Wednesday, February 23, 2011

A Pair Of Shoes


Which mother wouldn’t rejoice at the first toddle of her child! My son had just started walking. He would stand up, balance and move forward with a force.. he would walk till he falls down and would raise his face, look at me and smile. All the pains of childbearing and the first year of motherhood was worthy of that smile. Like how Yasodha saw the universe in her son’s open mouth, any mother would find the world condensed in such smiles of her children.
                    
We bought him a pair of shoes which blinks and makes a squeak whenever his tiny feet would press the earth. He felt encouraged to walk more and would squeak all the time and smile.It was during one such evening that I took him out on the road for a walk. The squeaking was so loud that I felt a bit embarrassed. On the road side I saw those two children outside their small shed house, sitting at the edge of the canal and swinging their feet inside the canal. I had noticed earlier that their mother, Laxmi a tall lean woman, does the domestic top up for many of the houses nearby. I looked at them and continued assisting my toddler who was in full glee at having hit the roads. The younger child aged maybe three and the elder one about seven years got up from their position and came near us. By then I had lifted my son seeing a biker from far. The younger boy touched monu’s squeaky shoes and gave it a couple of squeaks. The elder one pulled him by his hand and led him away. He was turning back and eyeing the yellow shoes with eyes and a beak. I felt guilty all of a sudden for reasons I could not comprehend. I had always felt this guilt.. even as a child when we open our shopping before Nesamma, the woman who worked for my mom at home. I had infact hideously removed the price tags from my Dr. Scholl’s shoes before I place it down at home for fear of feeling guilty if Vimala, the girl who stays with us and take care of the home chores, comes across it. That night I told my husband that the coming weekend we should get a pair of shoes each for those two children.

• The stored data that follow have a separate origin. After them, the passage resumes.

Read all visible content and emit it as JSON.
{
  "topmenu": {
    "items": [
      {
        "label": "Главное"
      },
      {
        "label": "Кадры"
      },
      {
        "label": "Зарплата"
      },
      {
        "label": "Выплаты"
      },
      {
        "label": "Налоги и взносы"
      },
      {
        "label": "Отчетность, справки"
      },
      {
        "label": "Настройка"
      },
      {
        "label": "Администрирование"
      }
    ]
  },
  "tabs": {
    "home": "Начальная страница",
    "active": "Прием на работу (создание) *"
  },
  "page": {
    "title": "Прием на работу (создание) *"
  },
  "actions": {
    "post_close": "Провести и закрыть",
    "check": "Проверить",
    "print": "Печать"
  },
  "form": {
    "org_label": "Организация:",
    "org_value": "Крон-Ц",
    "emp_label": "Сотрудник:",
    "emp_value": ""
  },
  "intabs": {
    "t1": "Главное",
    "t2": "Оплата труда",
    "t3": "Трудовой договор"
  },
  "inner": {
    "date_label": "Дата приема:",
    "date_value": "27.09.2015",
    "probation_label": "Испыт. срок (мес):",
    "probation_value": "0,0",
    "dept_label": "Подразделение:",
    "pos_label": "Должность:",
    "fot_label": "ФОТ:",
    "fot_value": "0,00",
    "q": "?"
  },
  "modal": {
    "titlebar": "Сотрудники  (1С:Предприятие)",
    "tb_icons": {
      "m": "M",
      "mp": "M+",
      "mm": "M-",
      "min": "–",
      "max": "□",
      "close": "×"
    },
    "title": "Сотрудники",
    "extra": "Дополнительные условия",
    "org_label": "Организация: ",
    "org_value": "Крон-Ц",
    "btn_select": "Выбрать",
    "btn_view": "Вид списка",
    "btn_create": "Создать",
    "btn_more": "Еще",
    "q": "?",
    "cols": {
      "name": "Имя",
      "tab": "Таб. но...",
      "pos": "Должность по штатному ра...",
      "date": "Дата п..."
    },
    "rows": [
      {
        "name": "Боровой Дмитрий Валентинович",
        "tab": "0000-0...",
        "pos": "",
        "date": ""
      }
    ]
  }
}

After a couple of days I saw the children sitting at the same place under the tamarind tree by the canal. This time the younger child was wearing a pair of transparent blue plastic sandals and the elder one was examining them. Seeing me the child with the shoes gave me an innocent happy smile and his brother, bare footed, looked at me with a sense of pride which I saw in his eyes. My heart was filled with a collage of emotions. I smiled at them and kept walking seeing Laxmi’s ever smiling face through the tears which had by then blinded me.